You should be concerned about the sharding scheme in the following cases:
* Queries are used that require joining data (IN or JOIN) by a specific key. If data is sharded by this key, you can use local IN or JOIN instead of GLOBAL IN or GLOBAL JOIN, which is much more efficient.
* A large number of servers is used (hundreds or more) with a large number of small queries (queries of individual clients - websites, advertisers, or partners).
In order for the small queries to not affect the entire cluster, it makes sense to locate data for a single client on a single shard.
Alternatively, as we’ve done in Yandex.Metrica, you can set up bi-level sharding: divide the entire cluster into “layers”, where a layer may consist of multiple shards.

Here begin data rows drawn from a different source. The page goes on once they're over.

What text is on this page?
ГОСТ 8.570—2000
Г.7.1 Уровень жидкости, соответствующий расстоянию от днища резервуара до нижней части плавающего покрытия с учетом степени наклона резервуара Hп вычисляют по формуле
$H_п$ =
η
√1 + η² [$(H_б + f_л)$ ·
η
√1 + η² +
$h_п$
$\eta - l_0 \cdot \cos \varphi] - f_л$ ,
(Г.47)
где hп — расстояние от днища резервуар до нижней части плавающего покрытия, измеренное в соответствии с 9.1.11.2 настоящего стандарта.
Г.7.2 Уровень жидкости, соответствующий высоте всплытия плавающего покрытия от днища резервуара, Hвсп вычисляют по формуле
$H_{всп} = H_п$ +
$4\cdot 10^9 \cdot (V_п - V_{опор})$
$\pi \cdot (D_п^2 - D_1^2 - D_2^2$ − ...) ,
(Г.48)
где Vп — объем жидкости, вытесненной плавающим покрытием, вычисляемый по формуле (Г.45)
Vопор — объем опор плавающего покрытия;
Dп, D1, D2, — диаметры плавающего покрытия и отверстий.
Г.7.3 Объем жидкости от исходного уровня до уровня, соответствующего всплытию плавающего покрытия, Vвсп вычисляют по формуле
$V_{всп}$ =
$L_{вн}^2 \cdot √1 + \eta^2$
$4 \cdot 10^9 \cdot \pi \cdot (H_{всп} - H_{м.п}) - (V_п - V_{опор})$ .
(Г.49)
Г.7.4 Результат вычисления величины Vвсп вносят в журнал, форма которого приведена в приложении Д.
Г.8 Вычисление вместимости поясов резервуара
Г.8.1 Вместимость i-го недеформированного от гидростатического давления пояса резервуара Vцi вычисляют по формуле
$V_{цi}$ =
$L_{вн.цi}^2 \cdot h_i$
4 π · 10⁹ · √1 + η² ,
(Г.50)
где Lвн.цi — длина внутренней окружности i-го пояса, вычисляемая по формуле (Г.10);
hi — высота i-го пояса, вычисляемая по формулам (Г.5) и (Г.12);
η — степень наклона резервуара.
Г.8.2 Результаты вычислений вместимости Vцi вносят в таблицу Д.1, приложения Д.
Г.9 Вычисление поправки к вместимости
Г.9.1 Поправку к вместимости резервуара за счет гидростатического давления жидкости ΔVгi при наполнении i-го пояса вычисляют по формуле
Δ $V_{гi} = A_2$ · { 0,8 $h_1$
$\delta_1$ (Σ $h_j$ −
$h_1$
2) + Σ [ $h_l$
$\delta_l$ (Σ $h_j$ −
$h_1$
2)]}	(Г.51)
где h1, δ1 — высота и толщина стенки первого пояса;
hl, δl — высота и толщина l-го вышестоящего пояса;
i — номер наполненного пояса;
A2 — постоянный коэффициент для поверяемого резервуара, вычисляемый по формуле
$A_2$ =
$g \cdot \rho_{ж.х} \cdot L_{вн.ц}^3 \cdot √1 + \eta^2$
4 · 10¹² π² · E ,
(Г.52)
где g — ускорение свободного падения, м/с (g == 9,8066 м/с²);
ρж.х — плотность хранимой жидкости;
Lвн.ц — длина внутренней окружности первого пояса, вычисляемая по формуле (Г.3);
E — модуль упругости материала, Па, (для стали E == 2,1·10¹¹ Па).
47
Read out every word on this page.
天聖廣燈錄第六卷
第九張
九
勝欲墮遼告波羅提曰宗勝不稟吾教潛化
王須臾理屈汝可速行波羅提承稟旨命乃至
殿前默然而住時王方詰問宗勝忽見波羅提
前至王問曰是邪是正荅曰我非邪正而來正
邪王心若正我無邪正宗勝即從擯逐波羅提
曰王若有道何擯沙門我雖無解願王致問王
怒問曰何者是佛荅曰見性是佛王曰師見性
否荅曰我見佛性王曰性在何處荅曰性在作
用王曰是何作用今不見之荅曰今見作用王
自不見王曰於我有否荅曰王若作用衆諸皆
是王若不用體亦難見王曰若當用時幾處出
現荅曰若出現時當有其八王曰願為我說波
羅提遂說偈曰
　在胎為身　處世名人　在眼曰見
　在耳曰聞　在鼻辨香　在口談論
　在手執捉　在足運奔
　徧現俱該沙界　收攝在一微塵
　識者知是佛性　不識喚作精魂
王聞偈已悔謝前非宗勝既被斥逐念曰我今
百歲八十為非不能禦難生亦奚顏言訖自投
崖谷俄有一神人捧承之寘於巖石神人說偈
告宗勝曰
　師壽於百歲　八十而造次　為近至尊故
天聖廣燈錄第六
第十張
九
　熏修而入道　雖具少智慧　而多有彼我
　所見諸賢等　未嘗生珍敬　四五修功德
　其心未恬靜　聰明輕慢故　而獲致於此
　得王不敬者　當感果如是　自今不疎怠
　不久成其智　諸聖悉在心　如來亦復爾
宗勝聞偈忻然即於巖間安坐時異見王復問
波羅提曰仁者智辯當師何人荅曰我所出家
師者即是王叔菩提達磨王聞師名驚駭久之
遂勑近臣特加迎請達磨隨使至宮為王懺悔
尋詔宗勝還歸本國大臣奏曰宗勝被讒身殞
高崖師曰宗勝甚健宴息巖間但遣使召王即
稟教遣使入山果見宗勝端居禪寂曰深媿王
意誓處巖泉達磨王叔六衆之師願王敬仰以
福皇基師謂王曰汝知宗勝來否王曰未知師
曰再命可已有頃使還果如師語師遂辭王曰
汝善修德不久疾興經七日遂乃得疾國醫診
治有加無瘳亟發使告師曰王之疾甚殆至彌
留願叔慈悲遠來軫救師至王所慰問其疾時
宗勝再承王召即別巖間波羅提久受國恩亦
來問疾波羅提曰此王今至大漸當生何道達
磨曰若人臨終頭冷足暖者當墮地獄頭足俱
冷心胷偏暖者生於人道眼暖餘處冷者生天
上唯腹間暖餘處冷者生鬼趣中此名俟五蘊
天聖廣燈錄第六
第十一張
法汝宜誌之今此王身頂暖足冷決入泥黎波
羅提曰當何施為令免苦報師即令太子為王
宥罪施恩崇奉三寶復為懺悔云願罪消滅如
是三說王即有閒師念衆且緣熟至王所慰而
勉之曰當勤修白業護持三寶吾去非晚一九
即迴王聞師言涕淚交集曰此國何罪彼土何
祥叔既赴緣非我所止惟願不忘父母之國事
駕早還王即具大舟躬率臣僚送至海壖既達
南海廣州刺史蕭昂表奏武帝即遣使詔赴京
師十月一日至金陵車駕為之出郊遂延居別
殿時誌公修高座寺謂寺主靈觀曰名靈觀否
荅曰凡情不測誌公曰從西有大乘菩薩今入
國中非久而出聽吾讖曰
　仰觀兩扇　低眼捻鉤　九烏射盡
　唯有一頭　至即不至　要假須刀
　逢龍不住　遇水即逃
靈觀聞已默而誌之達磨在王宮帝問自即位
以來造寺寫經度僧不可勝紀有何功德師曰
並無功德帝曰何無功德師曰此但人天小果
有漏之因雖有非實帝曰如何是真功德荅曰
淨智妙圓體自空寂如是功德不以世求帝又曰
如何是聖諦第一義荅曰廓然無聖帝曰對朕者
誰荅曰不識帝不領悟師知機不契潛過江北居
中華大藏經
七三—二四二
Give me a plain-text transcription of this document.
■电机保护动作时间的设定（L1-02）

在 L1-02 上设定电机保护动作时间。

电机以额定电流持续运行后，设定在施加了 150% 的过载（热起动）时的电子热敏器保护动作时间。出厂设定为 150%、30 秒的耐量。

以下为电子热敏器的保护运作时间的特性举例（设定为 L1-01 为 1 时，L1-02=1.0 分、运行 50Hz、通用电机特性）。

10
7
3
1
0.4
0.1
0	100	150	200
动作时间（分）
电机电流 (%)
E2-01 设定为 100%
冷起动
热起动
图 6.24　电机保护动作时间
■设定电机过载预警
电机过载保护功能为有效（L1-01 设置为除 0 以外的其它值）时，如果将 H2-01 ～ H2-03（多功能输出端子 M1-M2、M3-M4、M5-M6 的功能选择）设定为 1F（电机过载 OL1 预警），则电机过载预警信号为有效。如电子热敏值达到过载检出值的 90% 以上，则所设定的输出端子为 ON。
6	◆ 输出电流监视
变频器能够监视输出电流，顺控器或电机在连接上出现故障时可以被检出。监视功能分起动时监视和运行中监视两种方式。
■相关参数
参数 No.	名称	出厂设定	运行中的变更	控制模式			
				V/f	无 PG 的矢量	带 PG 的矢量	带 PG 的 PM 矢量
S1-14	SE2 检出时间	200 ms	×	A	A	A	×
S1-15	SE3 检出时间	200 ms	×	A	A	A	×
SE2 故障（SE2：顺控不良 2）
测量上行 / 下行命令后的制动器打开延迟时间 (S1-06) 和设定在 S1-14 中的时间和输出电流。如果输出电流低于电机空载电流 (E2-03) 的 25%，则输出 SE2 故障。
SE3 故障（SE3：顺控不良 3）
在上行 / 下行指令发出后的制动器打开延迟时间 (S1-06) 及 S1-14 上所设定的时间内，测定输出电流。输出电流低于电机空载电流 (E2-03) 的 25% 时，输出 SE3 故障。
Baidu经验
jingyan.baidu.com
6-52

Data for a single client is located on a single layer, but shards can be added to a layer as necessary, and data is randomly distributed within them.
Distributed tables are created for each layer, and a single shared distributed table is created for global queries.
It seems there is a solution for such small queries as in our case (the second bullet above), but I am not clear about the point. Does it mean when querying for a specific query with predicate colX=...
, I need to find the corresponding "layer" that contains its rows and then query on the corresponding distributed table for this layer?
Is there a way to query on the global distributed table for these small queries?